Fast-forward three years later, and I am working at DOLLS as a managing editor, and while I’m there, I am meeting the most talented and visionary doll artists in the world. The World Doll Co. has now expanded for me into the heady world of limited-edition artist dolls and the even more rare OOAKs.
The very versatile Liz Shaw became a good friend of mine, and she gave me an exotic doll that she created as a hybrid of comedienne Whoopi Goldberg and the enigmatic, grinning Cheshire Cat. Liz said that when she made it, she feared the rendering would never find a “good home,” would never snuggle up to a person who would identify with it or “get it.” When she met me, she said she had encountered Whoopi’s mama. And she had.
The Whoopi/Cat is a quirky creation, to be sure. It is half doll/half stuffed animal. And interestingly, it was a harbinger of my own career: part-time doll writer and part-time teddy bear reporter. (I like to say a “cub reporter,” in the parlance of fast-talking Walter Burns!)
These two dolls represent how I came to be immersed in the doll industry, and they continue to remind me of the fascinating people and opportunities this collectibles world has afforded me.

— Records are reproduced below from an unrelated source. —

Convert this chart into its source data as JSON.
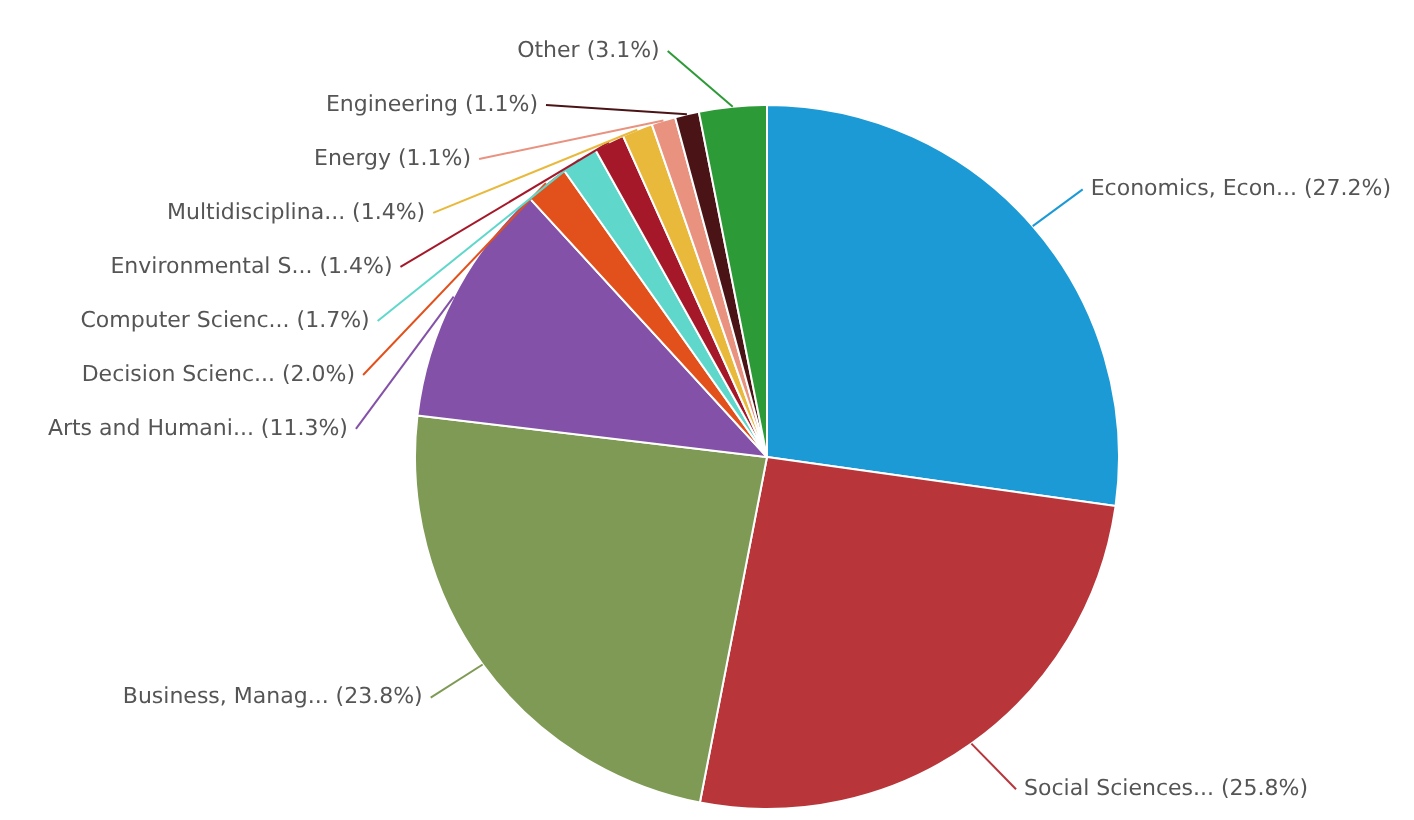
{
  "chart_data": {
    "type": "pie",
    "categories": [
      "Economics, Econ...",
      "Social Sciences...",
      "Business, Manag...",
      "Arts and Humani...",
      "Decision Scienc...",
      "Computer Scienc...",
      "Environmental S...",
      "Multidisciplina...",
      "Energy",
      "Engineering",
      "Other"
    ],
    "values": [
      27.2,
      25.8,
      23.8,
      11.3,
      2.0,
      1.7,
      1.4,
      1.4,
      1.1,
      1.1,
      3.1
    ],
    "value_labels": [
      "(27.2%)",
      "(25.8%)",
      "(23.8%)",
      "(11.3%)",
      "(2.0%)",
      "(1.7%)",
      "(1.4%)",
      "(1.4%)",
      "(1.1%)",
      "(1.1%)",
      "(3.1%)"
    ],
    "colors": [
      "#1b9ad6",
      "#b8353a",
      "#7e9a55",
      "#8451a8",
      "#e2501c",
      "#5fd8cb",
      "#a5182a",
      "#e9b93c",
      "#e8927f",
      "#4a1416",
      "#2c9a37"
    ]
  }
}
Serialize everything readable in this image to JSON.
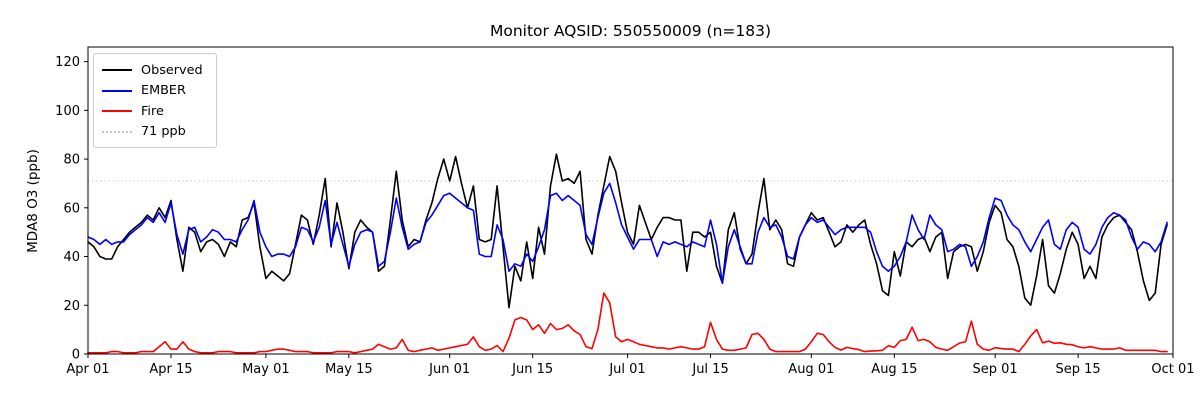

To this day I cover dolls, and I know how lucky I am to be a part of this hopeful and optimistic world. In a “real” world that can be grimy and gritty, I’m glad that I have these doll totems that serve as symbols, which mean more than even their makers might have imagined.
How about you? Do you have a Cary Grant or a Joan Jett or some personal tactile touchstone in your collection? If so, I’d love to know what doll it is, and why? Dolls are a porcelain passport or a vinyl visa to parts of ourselves that we may have forgotten or are set to discover.
Photo Caption
Dolls have an ability to transport us to parts of our lives and connect us to the memories that swirl about those recollections. For me and my work colleague, Joan Jett (top), Cary Grant (middle) and Whoopi Goldberg (bottom right) dolls hold a key to our past, present and perhaps future, too.